MEADEP has capabilities relevant to this last point by providing users of digital
protection systems with an easy means of keeping track of non-catastrophic failures
and of propagating the resulting statistics to system failure probabilities. Further,
making it easy to collect relevant statistics, and identifying the potential contribution
to catastrophic events of non-catastrophic conditions, will motivate users to investigate
and correct the causes of failures or exception conditions as they are encountered.
Of course, many applications fall between the two extremes discussed above, and
the tool will be valuable to these as well as for the specialized needs of stand-alone
protection systems. For example, Air Traffic Control (ATC) systems which have many
characteristics of a networked system. The example shows how the tool can furnish
MTBF predictions, and also how it can estimate the fault tolerance coverage, a capability
not provided in any of the published reliability models and the tools that support
them.
The importance of the methodology and the associated tool rests partly on the assumption
that catastrophic failures in well-tested systems usually result from the coincidence
of a number of conditions that are individually tolerable or, at least, non-catastrophic.

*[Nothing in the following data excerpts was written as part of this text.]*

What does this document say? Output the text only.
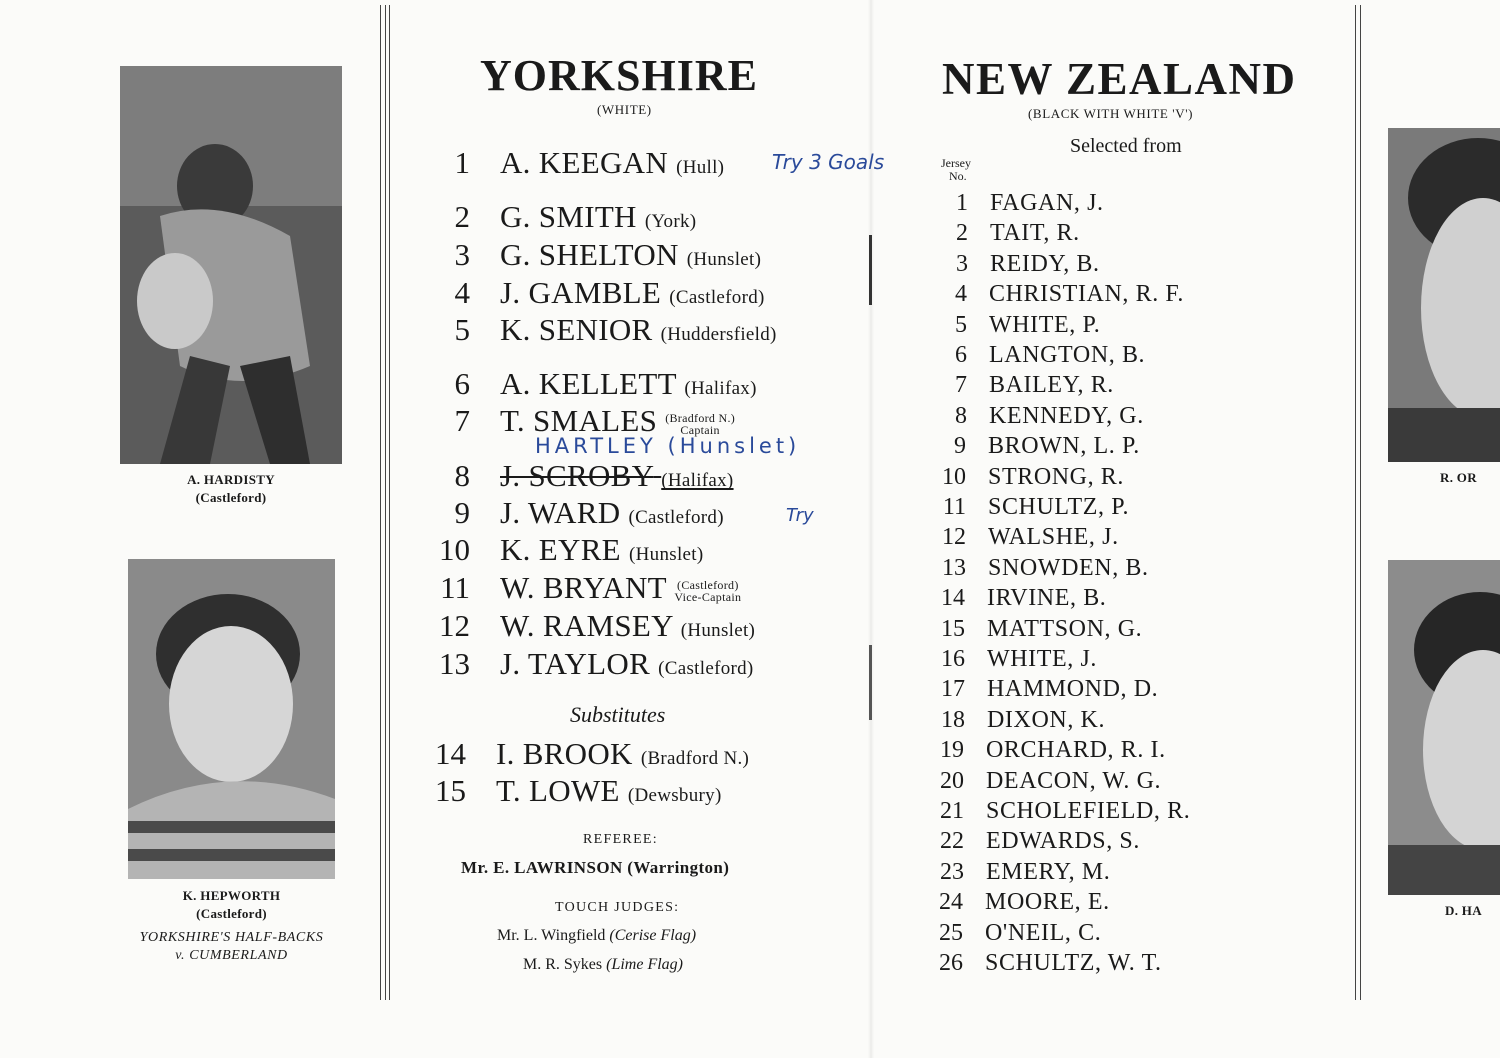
A. HARDISTY
(Castleford)
K. HEPWORTH
(Castleford)
YORKSHIRE'S HALF-BACKS
v. CUMBERLAND
YORKSHIRE
(WHITE)
1 A. KEEGAN (Hull) Try 3 Goals
2 G. SMITH (York)
3 G. SHELTON (Hunslet)
4 J. GAMBLE (Castleford)
5 K. SENIOR (Huddersfield)
6 A. KELLETT (Halifax)
7 T. SMALES (Bradford N.)
Captain
HARTLEY (Hunslet)
8 J. SCROBY (Halifax)
9 J. WARD (Castleford)	Try
10 K. EYRE (Hunslet)
11 W. BRYANT (Castleford)
Vice-Captain
12 W. RAMSEY (Hunslet)
13 J. TAYLOR (Castleford)
Substitutes
14 I. BROOK (Bradford N.)
15 T. LOWE (Dewsbury)
REFEREE:
Mr. E. LAWRINSON (Warrington)
TOUCH JUDGES:
Mr. L. Wingfield (Cerise Flag)
M. R. Sykes (Lime Flag)
NEW ZEALAND
(BLACK WITH WHITE 'V')
Selected from
Jersey
No.
1 FAGAN, J.
2 TAIT, R.
3 REIDY, B.
4 CHRISTIAN, R. F.
5 WHITE, P.
6 LANGTON, B.
7 BAILEY, R.
8 KENNEDY, G.
9 BROWN, L. P.
10 STRONG, R.
11 SCHULTZ, P.
12 WALSHE, J.
13 SNOWDEN, B.
14 IRVINE, B.
15 MATTSON, G.
16 WHITE, J.
17 HAMMOND, D.
18 DIXON, K.
19 ORCHARD, R. I.
20 DEACON, W. G.
21 SCHOLEFIELD, R.
22 EDWARDS, S.
23 EMERY, M.
24 MOORE, E.
25 O'NEIL, C.
26 SCHULTZ, W. T.
R. OR
D. HA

A number of examples of such occurrences are documented in NUREG/CR-6293 . That
catastrophic failures result from a combination of failures and mistakes that individually
have much lesser consequences is not restricted to digital systems. This process
is very much at work in many major industrial, transportation, and energy generation
accidents.
Potentially the greatest benefit of MEADEP is when it is used during concept development
and early design because deficiencies identified at that time can be corrected at
relatively low cost and with few side-effects. The difficulty is that no direct
measurements from the system will be available at that time. Even in these circumstances
the tool can be used for sensitivity studies, for "what if?" investigations, and
for comparison of alternatives under a given set of parameters. As operational data
acquired by use of the tool are made available for reliability assessment during
earlier phases these benefits will be considerably increased.